Restructuring refers to changes in the composition of a company's set of
businesses and/or financial structure. A restructuring approach to
creating value in an unrelated diversified company involves the buying and
selling of other companies (and their assets) in the external market.
Following a restructuring strategy generally implies buying
a company and selling unnecessary or expensive assets (such as the corporate
headquarters facility) and terminating corporate staff members. Following the
asset sale and layoffs, underperforming divisions (those acquired in the
purchase) are sold to other companies and remaining divisions are placed under
strict budgetary controls accompanied by the reporting of cash inflows and
outflows to the corporate office.
Success in implementing unrelated diversification
strategies usually requires that companies focus on companies in mature, low
technology industries and avoid service businesses because of their client- or
sales-orientation.
Restructuring can take several forms:
- downsizing, primarily to reduce
costs by laying off employees or eliminating operating units
- downscoping to reduce the level of
company unrelatedness
- leveraged buyouts to restructure the
company's assets by taking it private (not practised in India, yet)
In other words, restructuring strategies often were
implemented in response to poor performance and overdiversification. The next
section of the chapter reviews some of the more common restructuring strategies.
- Downsizing has been one of the most
common restructuring strategies adopted internationally. Downsizing represents
a reduction in the number of employees, and sometimes in the number of
operating units, but may or may not represent and a change in the composition
of the businesses in the corporation's portfolio.
- Downscoping refers to the
divestiture, spin-off, or other means of eliminating businesses that are
unrelated to the company's core business.
In other words, downscoping represents establishing a focus on the
company's core businesses. While downscoping often includes downsizing, the
former is targeted so that the company does not lose key employees from core
businesses (because such losses can lead to the loss of core competencies).
As the discussion of overdiversification earlier in this
chapter indicated, reducing the diversity of businesses in the portfolio enables
top-level managers to manage the company more effectively because the company is
less diversified as a result of downscoping and top-level managers can better
understand the core and related businesses
Indian companies use Downscoping as a restructuring strategy
quite often. Both the parent and spin-off company usually shows increases in
shareholder value and accounting performance following the spin off; however,
this is not always the case.
- Leveraged Buyouts (LBO) refers to a restructuring action, whereby the
management of the company and/or an external party buys all of the assets of
the business, largely financed with debt, and thus takes the company private.
Often, LBOs are used as a restructuring strategy to correct for managerial
mistakes or because managers are making decisions that primarily serve their
personal interests rather than those of shareholders. In other words, a few
(new) owners using a significant amount of debt (in a highly leveraged
transaction) purchase a company and the company's stock is no longer traded
publicly.
In general, the new owners restructure the private company by
selling a significant number of assets (businesses) both to downscope the
company and to reduce the level of debt (and significant debt costs) used to
finance the acquisition.
A primary intent of the new owners is to improve the
company's efficiency. This enables
them to sell the company (outright to another owner or by a public stock
underwriting), thus capturing the value created through the restructuring.
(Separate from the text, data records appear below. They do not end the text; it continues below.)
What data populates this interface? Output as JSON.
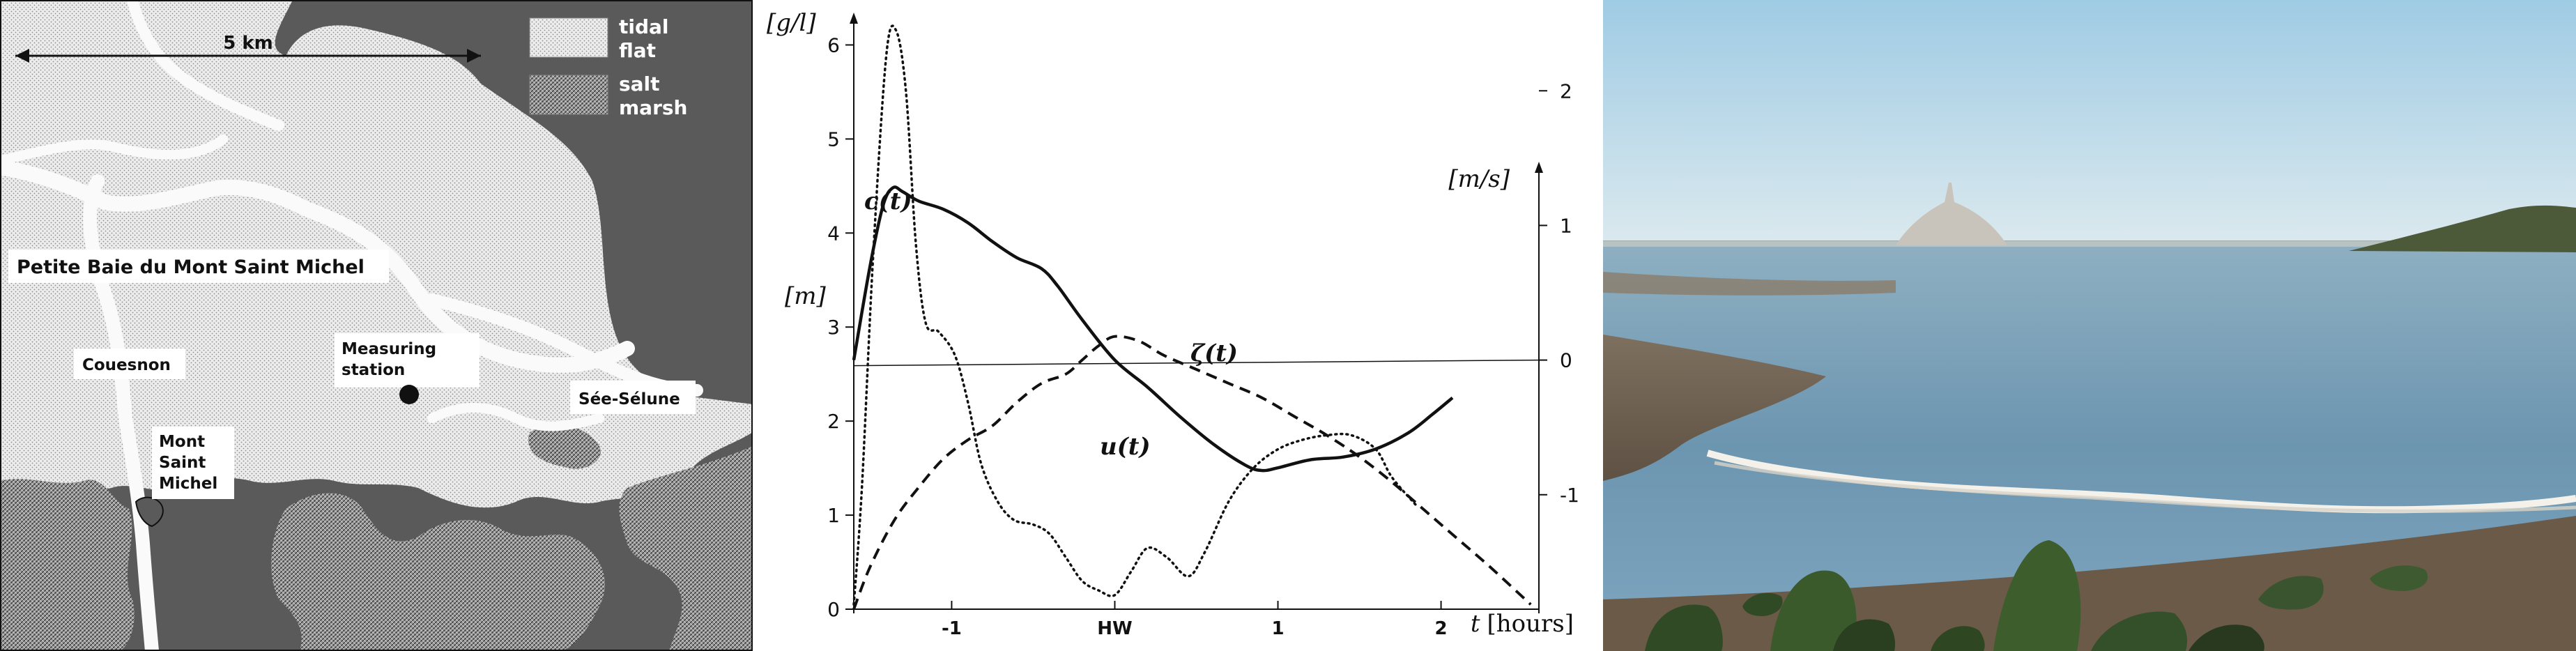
{
  "map": {
    "scale_label": "5 km",
    "legend": {
      "tidal_flat": "tidal flat",
      "tidal_flat_lines": [
        "tidal",
        "flat"
      ],
      "salt_marsh": "salt marsh",
      "salt_marsh_lines": [
        "salt",
        "marsh"
      ]
    },
    "labels": {
      "bay": "Petite Baie du Mont Saint Michel",
      "couesnon": "Couesnon",
      "measuring_station": "Measuring station",
      "measuring_station_lines": [
        "Measuring",
        "station"
      ],
      "see_selune": "Sée-Sélune",
      "mont_saint_michel": "Mont Saint Michel",
      "mont_saint_michel_lines": [
        "Mont",
        "Saint",
        "Michel"
      ]
    },
    "colors": {
      "land": "#5a5a5a",
      "tidal_flat": "#e4e4e4",
      "salt_marsh": "#a8a8a8",
      "channel": "#fafafa"
    }
  },
  "chart_data": {
    "type": "line",
    "xlabel": "t [hours]",
    "xlabel_parts": {
      "var": "t",
      "unit": "[hours]"
    },
    "x_ticks": [
      {
        "value": -1,
        "label": "-1"
      },
      {
        "value": 0,
        "label": "HW"
      },
      {
        "value": 1,
        "label": "1"
      },
      {
        "value": 2,
        "label": "2"
      }
    ],
    "xlim": [
      -1.6,
      2.6
    ],
    "left_axis": {
      "labels": [
        "[g/l]",
        "[m]"
      ],
      "ticks": [
        "0",
        "1",
        "2",
        "3",
        "4",
        "5",
        "6"
      ],
      "ylim": [
        0,
        6.3
      ]
    },
    "right_axis": {
      "label": "[m/s]",
      "ticks": [
        "-1",
        "0",
        "1",
        "2"
      ],
      "ylim": [
        -1.85,
        2.55
      ]
    },
    "series": [
      {
        "name": "c(t)",
        "style": "dotted",
        "axis": "left",
        "x": [
          -1.6,
          -1.55,
          -1.48,
          -1.4,
          -1.34,
          -1.28,
          -1.22,
          -1.16,
          -1.08,
          -0.98,
          -0.9,
          -0.82,
          -0.72,
          -0.62,
          -0.5,
          -0.4,
          -0.3,
          -0.2,
          -0.1,
          0.0,
          0.1,
          0.2,
          0.32,
          0.45,
          0.55,
          0.7,
          0.85,
          1.0,
          1.15,
          1.3,
          1.45,
          1.6,
          1.7,
          1.85
        ],
        "y": [
          0.05,
          1.3,
          3.8,
          5.9,
          6.15,
          5.5,
          3.9,
          3.05,
          2.95,
          2.7,
          2.2,
          1.55,
          1.15,
          0.95,
          0.9,
          0.8,
          0.55,
          0.3,
          0.2,
          0.15,
          0.4,
          0.65,
          0.55,
          0.35,
          0.6,
          1.15,
          1.5,
          1.7,
          1.8,
          1.85,
          1.85,
          1.7,
          1.4,
          1.1
        ]
      },
      {
        "name": "u(t)",
        "style": "solid",
        "axis": "right",
        "x": [
          -1.6,
          -1.5,
          -1.42,
          -1.36,
          -1.3,
          -1.2,
          -1.05,
          -0.9,
          -0.75,
          -0.6,
          -0.45,
          -0.35,
          -0.2,
          0.0,
          0.2,
          0.4,
          0.6,
          0.8,
          0.9,
          1.0,
          1.2,
          1.4,
          1.6,
          1.8,
          1.95,
          2.07
        ],
        "y": [
          0.0,
          0.7,
          1.15,
          1.28,
          1.25,
          1.18,
          1.12,
          1.02,
          0.88,
          0.76,
          0.68,
          0.55,
          0.3,
          0.0,
          -0.2,
          -0.42,
          -0.62,
          -0.78,
          -0.82,
          -0.8,
          -0.74,
          -0.72,
          -0.66,
          -0.54,
          -0.4,
          -0.28
        ]
      },
      {
        "name": "ζ(t)",
        "style": "dashed",
        "axis": "left",
        "x": [
          -1.6,
          -1.5,
          -1.35,
          -1.2,
          -1.05,
          -0.9,
          -0.75,
          -0.6,
          -0.45,
          -0.3,
          -0.2,
          -0.1,
          0.0,
          0.15,
          0.3,
          0.5,
          0.7,
          0.9,
          1.1,
          1.3,
          1.5,
          1.7,
          1.9,
          2.1,
          2.3,
          2.55
        ],
        "y": [
          0.0,
          0.45,
          0.95,
          1.3,
          1.6,
          1.8,
          1.95,
          2.2,
          2.4,
          2.5,
          2.65,
          2.8,
          2.9,
          2.85,
          2.7,
          2.55,
          2.4,
          2.25,
          2.05,
          1.85,
          1.62,
          1.35,
          1.05,
          0.75,
          0.45,
          0.05
        ]
      }
    ],
    "series_labels": {
      "c": "c(t)",
      "u": "u(t)",
      "zeta": "ζ(t)"
    },
    "zero_line_axis": "right"
  },
  "photo": {
    "colors": {
      "sky_top": "#a9d2e8",
      "sky_bottom": "#d9e8ee",
      "sea": "#6e96b0",
      "sand": "#7c6a58",
      "rocks": "#3a5a2c"
    }
  }
}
However, LBOs are quite low in the U.S itself, the country of
its origin and is not practised in India due to lack of funding and paucity of
professional companies where it can be done.
Research has shown that downsizing does not usually lead to
higher company performance--only 41 percent of downsizing companies have
reported productivity increases, and only 37 percent have realized any long-term
gains in shareholder value, according to a study in U.S. Another study showed that downsizing
contributed to lower returns in both
U.S. and Japanese companies.
In free-market based societies, downsizing has generated a
host of entrepreneurial opportunities for individuals to operate their own
business. In fact, start-up
ventures in the United States are growing at three times the rate of the
national economy.
In general, restructuring will be successful when it enables
top management to regain strategic control of a company's operations.
Downscoping has been successful because it results in refocusing the company on
its core (and related) businesses and, in turn, on its core competencies.